In this thread we solve this longstanding issue that has been holding back computer science for decades.
Probably not.
I have discovered a truly marvelous proof of this, which this textarea is too small to contain.
>>3
Please post it on https://paste.textboard.org/ and link it here.
... has been holding back computer science for decades.
Is that an exaggeration? This looks like a homework problem. If you get stuck on a computer science problem, just ask your teacher for help or refer to the answer at the back of the book. This is probably a trick question anyway.
no
>>6
Go any proofs?
>>7
P=0
>>8 N
>>7
When N = 1, P = P.
>>5
It's one of the millennium problems: https://www.claymath.org/millennium-problems/p-vs-np-problem
Any NP is P as long as you can get enough terms of Taylor series of that NP.
Does really nobody on this site know what this problem is? Are Lisp weenies really this ignorant?
>>13
Lisp weenies only care about Lisp. The problem is not mentioned in the ANSI Common Lisp standard, therefore it does not exist.
>>14
Can't we just invent a new Lisp dialect where one of the core mechanisms is an NP-complete problem? And trick them into solving it by producing at least two dozen incomplete implementations?
>>15
We can. I've made one already:
(invent Lisp)This is not the place to post your homework problem. What have you tried so far?
>>17
I tried solving Sudoku in polynomial time.
Yes.
Proof: Left to the reader.
I would like to see a proper statement of the problem.
>>20
If you have a decision problem where a solution can be checked in polynomial time (or better), is there also an algorithm to generate a correct solution in polynomial time?
>>15
So basically prolog?
Thaks OP, I did not know of this problem before, now I understand why logic programming is not the dominant paradigm.
NP != P for the same reasons as to why all formal models are wrong. NP = P would imply an a priori existence of a formal system rather than an organic heap defined arbitrarily into existence by context. The process of language acquisition and the non-existence of a "universal" and "natural" human language (viz. the language of feral children) gives the greatest proof of this.
Or via Chesterton:
The rare, strange thing is to hit the mark; the gross, obvious thing is to miss it. We feel it is epical when man with one wild arrow strikes a distant bird. Is it not also epical when man with one wild engine strikes a distant station? Chaos is dull; because in chaos the train might indeed go anywhere, to Baker Street or to Bagdad. But man is a magician, and his whole magic is in this, that he does say Victoria, and lo! it is Victoria."
If we end up "solving" the class of human-comprehensible NP-hard problems, it'll be because of the expansion of computational power to fully envelop the ergodic space of human cognition.
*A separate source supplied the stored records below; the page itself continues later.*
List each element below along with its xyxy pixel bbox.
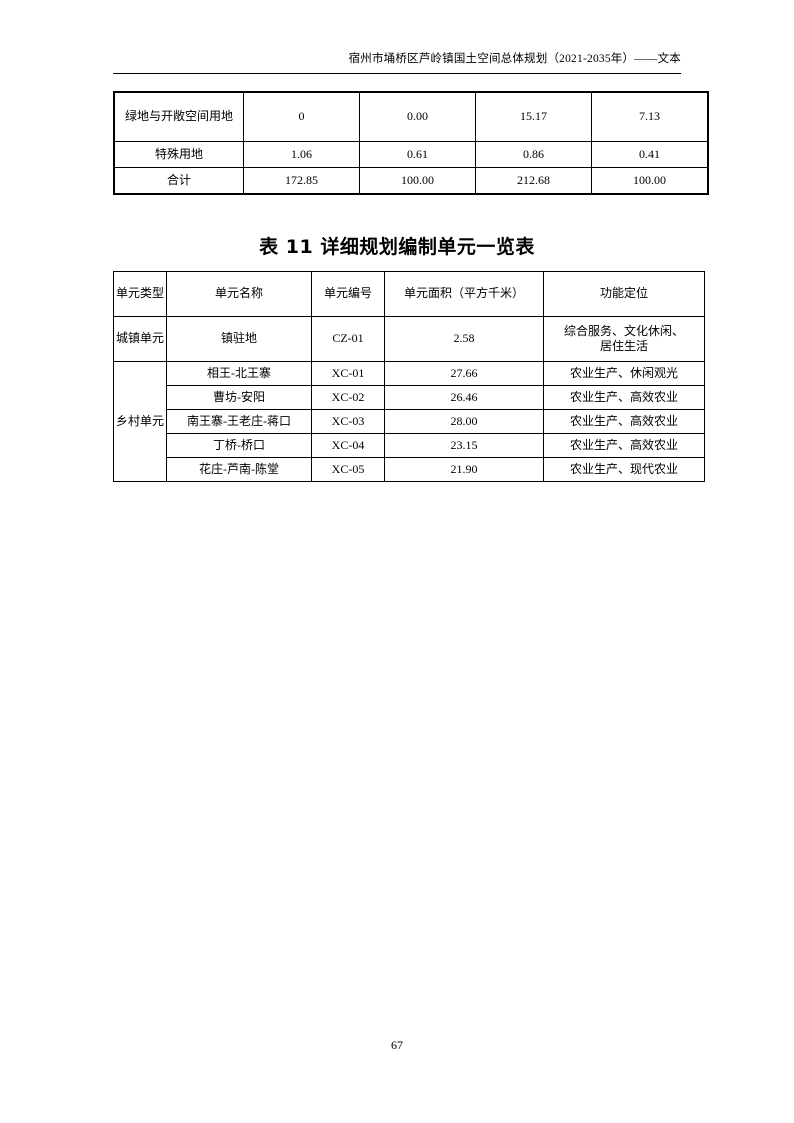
table-row: 南王寨-王老庄-蒋口 XC-03 28.00 农业生产、高效农业 [114, 409, 705, 434]
unit-name-cell: 曹坊-安阳 [166, 385, 312, 410]
row-value: 1.06 [243, 141, 360, 168]
row-value: 0.41 [591, 141, 709, 168]
table-row: 绿地与开敞空间用地 0 0.00 15.17 7.13 [113, 92, 709, 142]
column-header-unit-area: 单元面积（平方千米） [384, 271, 544, 317]
row-value: 0 [243, 92, 360, 142]
function-line-2: 居住生活 [599, 339, 648, 353]
row-value: 100.00 [591, 167, 709, 194]
unit-name-cell: 南王寨-王老庄-蒋口 [166, 409, 312, 434]
table-row: 合计 172.85 100.00 212.68 100.00 [113, 167, 709, 194]
column-header-unit-name: 单元名称 [166, 271, 312, 317]
unit-code-cell: XC-02 [311, 385, 385, 410]
unit-code-cell: CZ-01 [311, 316, 385, 362]
table-row: 丁桥-桥口 XC-04 23.15 农业生产、高效农业 [114, 433, 705, 458]
row-value: 15.17 [475, 92, 592, 142]
unit-area-cell: 2.58 [384, 316, 544, 362]
function-line-1: 综合服务、文化休闲、 [563, 323, 684, 338]
land-use-continuation-table: 绿地与开敞空间用地 0 0.00 15.17 7.13 特殊用地 1.06 0.… [113, 91, 709, 195]
row-value: 7.13 [591, 92, 709, 142]
column-header-function: 功能定位 [543, 271, 705, 317]
unit-code-cell: XC-04 [311, 433, 385, 458]
unit-area-cell: 26.46 [384, 385, 544, 410]
unit-code-cell: XC-01 [311, 361, 385, 386]
unit-name-cell: 相王-北王寨 [166, 361, 312, 386]
unit-name-cell: 丁桥-桥口 [166, 433, 312, 458]
table-row: 特殊用地 1.06 0.61 0.86 0.41 [113, 141, 709, 168]
unit-type-cell: 乡村单元 [113, 361, 167, 482]
table-row: 乡村单元 相王-北王寨 XC-01 27.66 农业生产、休闲观光 [113, 361, 705, 482]
unit-area-cell: 23.15 [384, 433, 544, 458]
unit-name-cell: 镇驻地 [166, 316, 312, 362]
table-11-title: 表 11 详细规划编制单元一览表 [259, 236, 535, 258]
unit-type-cell: 城镇单元 [113, 316, 167, 362]
row-label: 特殊用地 [113, 141, 244, 168]
table-11-wrap: 单元类型 单元名称 单元编号 单元面积（平方千米） 功能定位 城镇单元 镇驻地 … [113, 271, 705, 482]
unit-name-cell: 花庄-芦南-陈堂 [166, 457, 312, 482]
unit-function-cell: 农业生产、现代农业 [543, 457, 705, 482]
detailed-planning-unit-table: 单元类型 单元名称 单元编号 单元面积（平方千米） 功能定位 城镇单元 镇驻地 … [113, 271, 705, 482]
column-header-unit-code: 单元编号 [311, 271, 385, 317]
row-value: 0.61 [359, 141, 476, 168]
unit-code-cell: XC-05 [311, 457, 385, 482]
column-header-unit-type: 单元类型 [113, 271, 167, 317]
row-value: 100.00 [359, 167, 476, 194]
unit-area-cell: 28.00 [384, 409, 544, 434]
table-row: 城镇单元 镇驻地 CZ-01 2.58 综合服务、文化休闲、 居住生活 [113, 316, 705, 362]
unit-area-cell: 27.66 [384, 361, 544, 386]
row-value: 212.68 [475, 167, 592, 194]
land-use-continuation-table-wrap: 绿地与开敞空间用地 0 0.00 15.17 7.13 特殊用地 1.06 0.… [113, 91, 709, 195]
table-header-row: 单元类型 单元名称 单元编号 单元面积（平方千米） 功能定位 [113, 271, 705, 317]
unit-function-cell: 农业生产、高效农业 [543, 409, 705, 434]
running-header: 宿州市埇桥区芦岭镇国土空间总体规划（2021-2035年）——文本 [348, 53, 681, 65]
page-number: 67 [391, 1038, 403, 1052]
unit-code-cell: XC-03 [311, 409, 385, 434]
unit-function-cell: 综合服务、文化休闲、 居住生活 [543, 316, 705, 362]
row-value: 0.86 [475, 141, 592, 168]
table-row: 花庄-芦南-陈堂 XC-05 21.90 农业生产、现代农业 [114, 457, 705, 482]
unit-area-cell: 21.90 [384, 457, 544, 482]
table-row: 曹坊-安阳 XC-02 26.46 农业生产、高效农业 [114, 385, 705, 410]
row-value: 172.85 [243, 167, 360, 194]
unit-function-cell: 农业生产、休闲观光 [543, 361, 705, 386]
row-label: 绿地与开敞空间用地 [113, 92, 244, 142]
header-rule [113, 73, 681, 74]
unit-function-cell: 农业生产、高效农业 [543, 385, 705, 410]
unit-function-cell: 农业生产、高效农业 [543, 433, 705, 458]
row-label: 合计 [113, 167, 244, 194]
row-value: 0.00 [359, 92, 476, 142]
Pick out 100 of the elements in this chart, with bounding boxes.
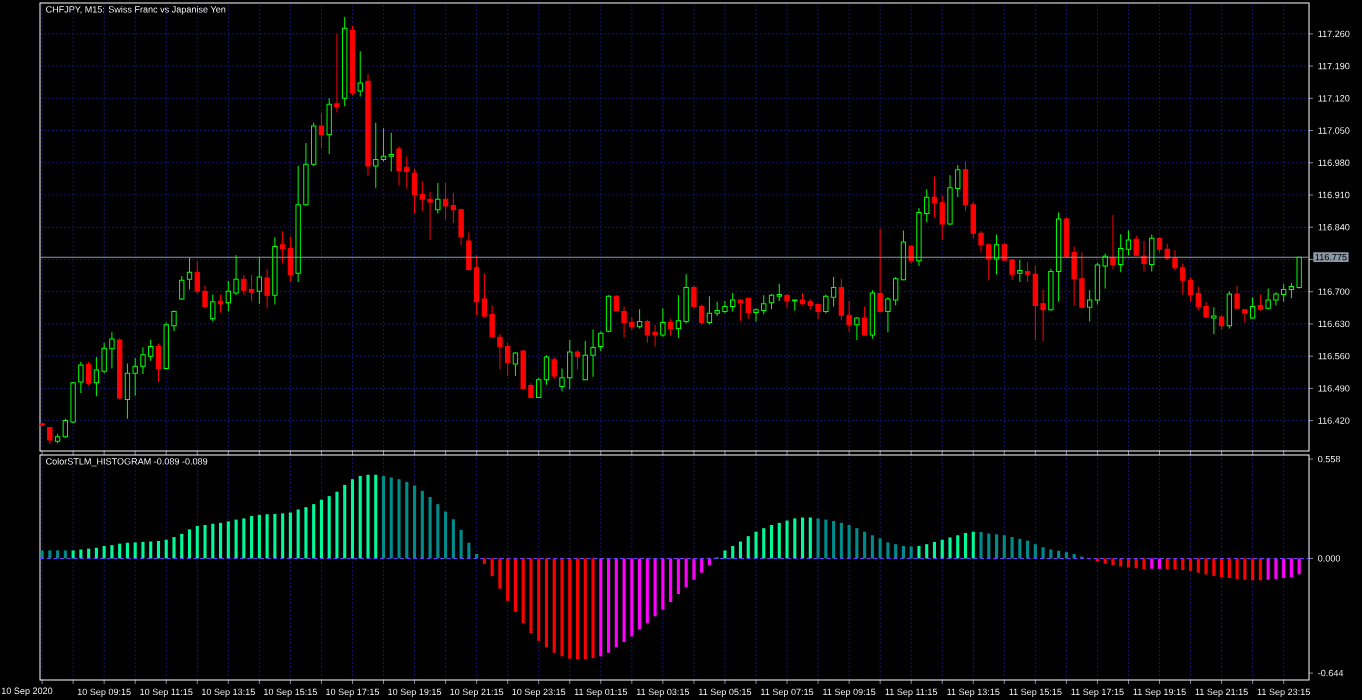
x-tick-label: 11 Sep 03:15 bbox=[636, 688, 690, 697]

Of course, at that point, there will have been created a literal deus ex machina incomprehensible to man, so it'll be a moot point as far as advancing science.
>>23
I think most people believe that NP != P should be true, but you are going to need to give us a formal proof for why this is the case, some handwaving about feral children won't do it.
>>24
Aporia is the best you're going to get, sorry.
>>25
You gave me an idea. Is x in "P `x` NP" decidable at all? How does "P=NP" relate to Gödel's incompleteness theorems?
Algorithms, complexity theory, computer science in general, are so fascinating, I envy those who are paid to ponder their secrets.
I wrote a N-Queens solver that can handle very large boards,
but i'm limited to 8GB ram and cannot test if it scales linearly past 100M queens. It uses iterative repair variation with search at end.(added performance figures)
https://github.com/FrozenVoid/NQ.c
P = NP
https://emanueleviola.wordpress.com/2018/02/16/i-believe-pnp/
The evidence is clear: we have grossly underestimated the reach of efficient computation, in a variety of contexts. All signs indicate that we will continue to see bigger and bigger surprises in upper bounds, and P=NP.
| No. Queens | Time (ms) |
|------------+-----------|
| 1k | 1 |
| 5k | 1 |
| 10k | 2 |
| 50k | 8 |
| 100k | 22 |
| 500k | 42 |
| 1m | 122 |
| 5m | 1492 |
| 10m | 1904 |
| 50m | 9923 |
| 100m | 20649 |
| 200m | >300000 |
| 300m | 86049 |
| 400m | 148276 |
| 500m | 203613 |
| 1b | 247545 |
| 1.5b | 550431 |
| 2b | Failed |
| 10b | Failed |
I ran your program with powers of ten up to 1 billion queens (./nq 1000000000) and then attempted 10 billion (./nq 10000000000), but the process simply hung after 30 seconds. After that I went back and tested some intermediate values, up to 2 billion, which failed. Additionally, 200m appears to get stuck forever. A linear regression on values on values from 100m to 1.5b reveals an r of 0.9656, which is fairly high.